HAZIM TEPEYRAN KÖŞESİ HAZIRLANACAK
Kent müzesinde Hazım Tepeyran ile ilgili bir köşe hazırlanacağını ve burada eserlerinin sergileyeceğini ifade eden Müdür Alper Göncü, ‘‘Ayrıca bende Hazım Tepeyran tarafından yapılmış olan bir tablo var. Bu tabloyu da kent müzesinde yapacağımız köşemize koltukla birlikte koyarak güzel bir köşe yapacağız. Burada Hazım Tepeyran İlkokulu var. İlkokulun olduğu yerde onun evi varmış zamanında. Daha sonra Milli Eğitim Bakanlığı'na bağışlanarak oraya okul yapılmış. Okulda da adına yapılmış bir köşe var. Hazım Tepeyran’ın bir arşivi de bende var. Bunlar; kitapları, yazışmaları, roman taslaklarından oluşuyor. Bu roman taslaklarının orijinal Osmanlıca yazılarını da üniversitemizle birlikte çalışıyoruz. Üniversitede yeni kurulan Niğde Yöresi Tarihini Araştırma Merkezi'ndeki arkadaşlarla birlikte araştırmaları yürüteceğiz, yayınlar yapacağız" diye konuştu.
TÜRKİYE’DE FOTOĞRAFÇILIĞIN ÖNCÜSÜDÜR
Tepeyran'ın, aynı zamanda Türkiye’de fotoğrafçılığın da öncüsü olduğuna dikkat çeken Alper Göncü, şöyle konuştu:
"Osmanlı döneminde İçişleri Bakanlığı, Cumhuriyet döneminde ise 3 dönem Niğde Milletvekilliği yapan, Türk edebiyatının ikinci gerçek köy romanı Küçük Paşa'nın yazarı Hazım Tepeyran, ayrıca Türkiye'ye fotoğraf makinesini getiren ilk kişilerden birisidir.

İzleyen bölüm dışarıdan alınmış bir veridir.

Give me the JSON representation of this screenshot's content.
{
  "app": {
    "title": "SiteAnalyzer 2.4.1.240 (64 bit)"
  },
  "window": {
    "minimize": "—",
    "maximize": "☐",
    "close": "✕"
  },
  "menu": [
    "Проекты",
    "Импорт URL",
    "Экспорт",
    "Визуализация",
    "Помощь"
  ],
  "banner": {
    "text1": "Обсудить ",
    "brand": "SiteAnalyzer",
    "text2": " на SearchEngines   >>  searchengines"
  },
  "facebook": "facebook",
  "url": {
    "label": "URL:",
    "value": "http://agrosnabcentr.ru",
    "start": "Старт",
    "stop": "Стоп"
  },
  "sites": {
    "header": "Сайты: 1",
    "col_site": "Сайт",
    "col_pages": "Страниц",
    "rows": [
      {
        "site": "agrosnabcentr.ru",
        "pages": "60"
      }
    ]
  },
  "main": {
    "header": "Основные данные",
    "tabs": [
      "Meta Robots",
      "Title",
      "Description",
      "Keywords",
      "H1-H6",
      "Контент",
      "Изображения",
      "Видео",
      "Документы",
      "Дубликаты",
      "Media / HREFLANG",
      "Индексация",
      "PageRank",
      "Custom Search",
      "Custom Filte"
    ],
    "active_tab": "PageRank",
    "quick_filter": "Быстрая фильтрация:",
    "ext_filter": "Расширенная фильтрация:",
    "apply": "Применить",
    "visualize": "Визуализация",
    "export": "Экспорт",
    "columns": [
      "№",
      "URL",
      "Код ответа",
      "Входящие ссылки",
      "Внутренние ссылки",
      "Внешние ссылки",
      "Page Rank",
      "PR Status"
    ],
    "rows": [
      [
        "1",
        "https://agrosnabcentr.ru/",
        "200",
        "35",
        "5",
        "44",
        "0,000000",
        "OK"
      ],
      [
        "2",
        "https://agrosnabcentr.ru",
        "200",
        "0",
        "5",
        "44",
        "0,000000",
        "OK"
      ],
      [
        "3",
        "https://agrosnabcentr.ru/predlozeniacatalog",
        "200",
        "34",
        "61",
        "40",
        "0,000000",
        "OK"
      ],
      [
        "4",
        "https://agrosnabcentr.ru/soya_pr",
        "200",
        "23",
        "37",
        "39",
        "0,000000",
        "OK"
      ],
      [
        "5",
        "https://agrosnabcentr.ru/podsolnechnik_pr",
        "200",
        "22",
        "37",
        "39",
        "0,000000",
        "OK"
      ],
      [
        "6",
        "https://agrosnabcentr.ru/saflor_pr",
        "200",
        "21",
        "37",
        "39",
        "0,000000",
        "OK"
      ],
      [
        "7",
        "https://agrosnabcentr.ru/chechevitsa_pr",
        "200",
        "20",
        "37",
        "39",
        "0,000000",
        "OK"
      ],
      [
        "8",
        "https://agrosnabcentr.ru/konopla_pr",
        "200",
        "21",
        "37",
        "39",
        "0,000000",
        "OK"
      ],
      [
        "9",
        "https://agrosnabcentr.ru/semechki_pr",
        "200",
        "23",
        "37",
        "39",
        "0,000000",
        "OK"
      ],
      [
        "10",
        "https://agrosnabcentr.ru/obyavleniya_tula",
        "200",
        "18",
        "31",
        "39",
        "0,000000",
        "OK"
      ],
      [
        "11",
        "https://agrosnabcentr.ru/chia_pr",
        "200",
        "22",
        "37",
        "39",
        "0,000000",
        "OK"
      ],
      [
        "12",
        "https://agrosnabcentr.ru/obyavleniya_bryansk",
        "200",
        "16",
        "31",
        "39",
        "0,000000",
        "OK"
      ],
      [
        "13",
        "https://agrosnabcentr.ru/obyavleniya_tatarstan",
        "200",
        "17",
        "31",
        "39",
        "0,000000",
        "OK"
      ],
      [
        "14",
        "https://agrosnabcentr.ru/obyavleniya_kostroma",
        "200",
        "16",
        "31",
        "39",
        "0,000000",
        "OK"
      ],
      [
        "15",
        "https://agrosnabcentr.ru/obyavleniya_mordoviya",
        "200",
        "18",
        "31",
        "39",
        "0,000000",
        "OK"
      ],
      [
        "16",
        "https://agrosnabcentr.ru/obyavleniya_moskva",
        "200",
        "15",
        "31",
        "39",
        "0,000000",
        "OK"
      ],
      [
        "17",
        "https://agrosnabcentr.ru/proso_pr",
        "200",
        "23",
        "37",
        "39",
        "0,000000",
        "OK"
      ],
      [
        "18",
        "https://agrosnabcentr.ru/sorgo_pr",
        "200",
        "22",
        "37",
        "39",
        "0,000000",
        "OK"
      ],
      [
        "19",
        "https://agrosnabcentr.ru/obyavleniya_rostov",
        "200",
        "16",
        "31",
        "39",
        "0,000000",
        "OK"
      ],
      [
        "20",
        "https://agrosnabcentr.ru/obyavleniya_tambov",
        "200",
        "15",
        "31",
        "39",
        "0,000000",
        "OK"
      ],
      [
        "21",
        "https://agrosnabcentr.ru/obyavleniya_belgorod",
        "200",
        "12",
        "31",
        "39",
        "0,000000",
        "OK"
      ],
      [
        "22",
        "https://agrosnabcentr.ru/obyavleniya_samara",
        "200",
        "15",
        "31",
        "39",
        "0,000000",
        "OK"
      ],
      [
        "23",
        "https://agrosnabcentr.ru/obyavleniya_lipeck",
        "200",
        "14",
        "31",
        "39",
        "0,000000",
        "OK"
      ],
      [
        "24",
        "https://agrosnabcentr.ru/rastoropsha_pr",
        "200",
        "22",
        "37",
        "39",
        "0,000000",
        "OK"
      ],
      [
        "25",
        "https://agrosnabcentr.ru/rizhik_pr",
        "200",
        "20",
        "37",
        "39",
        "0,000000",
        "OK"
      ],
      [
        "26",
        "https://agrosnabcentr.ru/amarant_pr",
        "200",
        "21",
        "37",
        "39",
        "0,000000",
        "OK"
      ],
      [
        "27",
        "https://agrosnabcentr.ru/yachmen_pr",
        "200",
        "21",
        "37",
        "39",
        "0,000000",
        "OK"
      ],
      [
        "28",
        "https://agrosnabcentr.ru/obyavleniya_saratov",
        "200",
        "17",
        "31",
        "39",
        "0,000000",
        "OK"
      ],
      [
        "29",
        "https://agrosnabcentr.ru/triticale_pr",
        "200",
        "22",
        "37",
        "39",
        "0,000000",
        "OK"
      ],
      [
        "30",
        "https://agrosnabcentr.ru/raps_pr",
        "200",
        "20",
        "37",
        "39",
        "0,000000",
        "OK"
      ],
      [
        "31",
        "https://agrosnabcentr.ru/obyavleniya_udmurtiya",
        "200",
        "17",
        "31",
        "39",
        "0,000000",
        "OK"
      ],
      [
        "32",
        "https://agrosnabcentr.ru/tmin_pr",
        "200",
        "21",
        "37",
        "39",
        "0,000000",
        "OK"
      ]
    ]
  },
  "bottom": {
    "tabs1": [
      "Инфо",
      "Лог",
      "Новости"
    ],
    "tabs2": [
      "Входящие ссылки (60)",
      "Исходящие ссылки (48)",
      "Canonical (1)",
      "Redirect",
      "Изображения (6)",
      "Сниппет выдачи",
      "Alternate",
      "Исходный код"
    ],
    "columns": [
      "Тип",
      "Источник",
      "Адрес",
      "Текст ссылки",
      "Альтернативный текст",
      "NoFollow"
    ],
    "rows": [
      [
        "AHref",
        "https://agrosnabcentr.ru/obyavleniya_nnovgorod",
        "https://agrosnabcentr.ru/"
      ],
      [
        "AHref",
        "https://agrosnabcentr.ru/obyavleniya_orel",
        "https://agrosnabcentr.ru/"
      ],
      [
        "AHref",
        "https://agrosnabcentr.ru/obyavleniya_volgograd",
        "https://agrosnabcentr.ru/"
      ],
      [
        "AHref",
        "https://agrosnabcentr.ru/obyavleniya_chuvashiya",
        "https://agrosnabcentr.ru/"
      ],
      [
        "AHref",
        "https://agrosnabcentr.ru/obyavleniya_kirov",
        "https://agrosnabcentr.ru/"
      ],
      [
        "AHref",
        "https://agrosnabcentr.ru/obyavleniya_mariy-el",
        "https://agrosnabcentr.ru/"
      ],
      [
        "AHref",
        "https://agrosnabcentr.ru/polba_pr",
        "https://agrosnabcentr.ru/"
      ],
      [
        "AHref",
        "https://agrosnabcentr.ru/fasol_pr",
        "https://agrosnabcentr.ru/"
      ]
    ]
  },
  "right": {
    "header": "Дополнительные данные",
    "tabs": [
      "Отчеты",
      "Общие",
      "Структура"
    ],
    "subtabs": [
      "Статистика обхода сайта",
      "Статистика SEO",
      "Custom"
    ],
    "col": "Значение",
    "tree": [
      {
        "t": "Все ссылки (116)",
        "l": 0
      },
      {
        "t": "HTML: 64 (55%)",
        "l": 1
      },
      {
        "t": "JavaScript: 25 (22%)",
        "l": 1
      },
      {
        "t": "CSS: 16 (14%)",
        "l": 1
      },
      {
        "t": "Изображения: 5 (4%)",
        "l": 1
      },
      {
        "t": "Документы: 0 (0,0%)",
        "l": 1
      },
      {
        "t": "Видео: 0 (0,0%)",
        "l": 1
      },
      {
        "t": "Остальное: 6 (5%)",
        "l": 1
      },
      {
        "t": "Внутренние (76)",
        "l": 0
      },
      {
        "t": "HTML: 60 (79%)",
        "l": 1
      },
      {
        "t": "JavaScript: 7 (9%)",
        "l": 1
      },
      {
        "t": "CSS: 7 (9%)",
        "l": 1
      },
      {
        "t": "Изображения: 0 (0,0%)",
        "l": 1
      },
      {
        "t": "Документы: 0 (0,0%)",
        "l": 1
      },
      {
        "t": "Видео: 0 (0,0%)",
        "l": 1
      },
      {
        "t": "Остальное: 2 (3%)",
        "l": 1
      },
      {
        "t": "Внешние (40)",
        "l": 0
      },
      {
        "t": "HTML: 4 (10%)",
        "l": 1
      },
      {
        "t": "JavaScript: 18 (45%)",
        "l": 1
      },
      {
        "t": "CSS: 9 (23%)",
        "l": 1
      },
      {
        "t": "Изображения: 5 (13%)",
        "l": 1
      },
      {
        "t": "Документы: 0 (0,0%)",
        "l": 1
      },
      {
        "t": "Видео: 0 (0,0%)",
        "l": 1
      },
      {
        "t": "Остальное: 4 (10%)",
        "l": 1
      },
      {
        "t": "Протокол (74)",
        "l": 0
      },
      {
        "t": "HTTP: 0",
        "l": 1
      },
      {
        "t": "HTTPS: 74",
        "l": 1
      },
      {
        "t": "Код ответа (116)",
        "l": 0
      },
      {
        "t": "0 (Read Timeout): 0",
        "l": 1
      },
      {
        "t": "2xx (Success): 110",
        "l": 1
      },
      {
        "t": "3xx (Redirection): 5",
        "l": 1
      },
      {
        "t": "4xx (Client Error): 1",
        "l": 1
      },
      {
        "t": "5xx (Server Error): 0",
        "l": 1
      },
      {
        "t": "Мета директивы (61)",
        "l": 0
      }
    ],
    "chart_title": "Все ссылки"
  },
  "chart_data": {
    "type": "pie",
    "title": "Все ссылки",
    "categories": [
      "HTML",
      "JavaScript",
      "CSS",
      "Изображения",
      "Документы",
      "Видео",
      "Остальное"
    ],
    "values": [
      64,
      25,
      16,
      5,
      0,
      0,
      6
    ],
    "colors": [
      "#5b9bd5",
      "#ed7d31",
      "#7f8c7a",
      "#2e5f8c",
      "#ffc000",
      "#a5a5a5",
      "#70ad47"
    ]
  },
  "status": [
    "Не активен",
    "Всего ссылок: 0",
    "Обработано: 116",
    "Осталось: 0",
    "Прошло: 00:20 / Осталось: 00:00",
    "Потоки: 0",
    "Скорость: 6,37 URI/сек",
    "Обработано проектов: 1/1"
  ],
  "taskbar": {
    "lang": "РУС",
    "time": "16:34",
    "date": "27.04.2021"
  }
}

Görev yaptığı yerlerde kendi yaptığı karanlık odalarda tab ettiği fotoğrafları da sergiliyordu arada sırada. Bunun bir örneğini de Beyrut’ta görebiliyoruz. Beyrut’ta valilik yaptığı esnada İtalyanlar'ın Beyrut Limanı'nı bombaladığı esnada ilk anda Hazım Tepeyran kendi makinesi ile fotoğraflar çekip, banyoladıktan sonra İstanbul Hükümeti'ne gönderiyor. Padişahın da takdirini kazanıyor. Böylesine kıymetli bir şahsiyet. Kendisinin romanları var. Özellikle de ilk köy romanlarından sayılan 'Küçük Paşa' romanı önemlidir. Hatıralarını da kendisi yazıp 44'üncü yılında ölmeden önce bastırmıştır. 1947 yılında da vefat etmiştir. Böyle büyük bir insanımızı da Niğdeli hemşerilerimize tanıtmış olmaktan dolayı heyecan duyacağım."